To assess the effectiveness of interventions routinely used in the intensive care management of severe head injury, specifically, the effectiveness of hyperventilation, mannitol, CSF drainage, barbiturates, and corticosteroids.

Methods

Systematic review of all unconfounded randomised trials, published or unpublished, that were available by August 1996.

Results

None of the interventions has been reliably shown to reduce death or disability after severe head injury. One trial of hyperventilation was identified of 77 participants. The relative risk for death was 0.73 (95% confidence interval (95% CI) 0.36-1.49), and for death or disability it was 1.14 (95% CI 0.82-1.58).
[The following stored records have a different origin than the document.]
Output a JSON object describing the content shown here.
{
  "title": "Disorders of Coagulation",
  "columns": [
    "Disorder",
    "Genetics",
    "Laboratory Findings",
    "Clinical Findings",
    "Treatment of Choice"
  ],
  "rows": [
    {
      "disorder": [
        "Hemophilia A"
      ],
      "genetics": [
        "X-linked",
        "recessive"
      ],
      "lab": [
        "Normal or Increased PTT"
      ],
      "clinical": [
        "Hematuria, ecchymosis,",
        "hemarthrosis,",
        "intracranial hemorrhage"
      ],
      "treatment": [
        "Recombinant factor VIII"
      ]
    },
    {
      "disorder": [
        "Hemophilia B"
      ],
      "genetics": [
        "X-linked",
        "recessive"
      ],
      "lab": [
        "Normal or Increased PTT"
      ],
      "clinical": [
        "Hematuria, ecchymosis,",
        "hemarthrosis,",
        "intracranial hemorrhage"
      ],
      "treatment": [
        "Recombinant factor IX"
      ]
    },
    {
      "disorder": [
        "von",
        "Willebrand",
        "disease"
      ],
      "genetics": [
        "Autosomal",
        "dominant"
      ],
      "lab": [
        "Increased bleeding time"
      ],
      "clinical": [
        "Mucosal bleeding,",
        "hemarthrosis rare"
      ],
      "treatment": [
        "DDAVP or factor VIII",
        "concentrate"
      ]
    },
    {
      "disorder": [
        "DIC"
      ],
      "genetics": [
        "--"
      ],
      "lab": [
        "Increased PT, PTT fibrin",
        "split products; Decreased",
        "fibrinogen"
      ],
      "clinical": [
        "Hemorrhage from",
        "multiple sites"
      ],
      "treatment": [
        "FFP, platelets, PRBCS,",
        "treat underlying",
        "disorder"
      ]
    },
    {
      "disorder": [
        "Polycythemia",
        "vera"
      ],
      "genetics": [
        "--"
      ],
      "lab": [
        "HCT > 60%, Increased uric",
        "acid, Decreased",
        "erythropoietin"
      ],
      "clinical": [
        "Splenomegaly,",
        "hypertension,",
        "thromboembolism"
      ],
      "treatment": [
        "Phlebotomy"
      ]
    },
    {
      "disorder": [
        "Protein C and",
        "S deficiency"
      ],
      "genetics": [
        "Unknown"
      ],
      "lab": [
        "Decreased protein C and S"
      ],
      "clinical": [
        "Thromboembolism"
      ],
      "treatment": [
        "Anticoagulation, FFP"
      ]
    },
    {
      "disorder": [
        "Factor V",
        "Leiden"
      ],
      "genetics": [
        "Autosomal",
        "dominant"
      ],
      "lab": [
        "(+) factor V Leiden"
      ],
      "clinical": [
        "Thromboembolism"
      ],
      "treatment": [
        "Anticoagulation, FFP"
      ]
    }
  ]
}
One trial of mannitol was identified of 41 participants. The relative risk for death was 1.75 (95% CI 0.48-6.38), no data were available for disability. No randomised trials of CSF drainage were identified. Two randomised trials of barbiturate therapy were identified, including 126 participants. The pooled relative risk for death was 1.12 (95% CI 0.81-1.54). Disability data were available for one trial. The relative risk for death or disability was 0.96 (95% CI 0.62-1.49). Thirteen randomised trials of corticosteroids were identified, comprising 2073 participants. The pooled relative risk for death was 0.95 (0.84 to 1.07) and for death or disability it was 1.01 (95% CI 0.91 to 1.11). On the basis of the currently available randomised evidence, for every intervention studied it is impossible to refute either a moderate increase or a moderate decrease in the risk of death or disability.

Conclusion

Existing trials have been too small to support or refute the existence of a real benefit from using hyperventilation, mannitol, CSF drainage, barbiturates, or corticosteroids. Further large scale randomised trials of these interventions are required.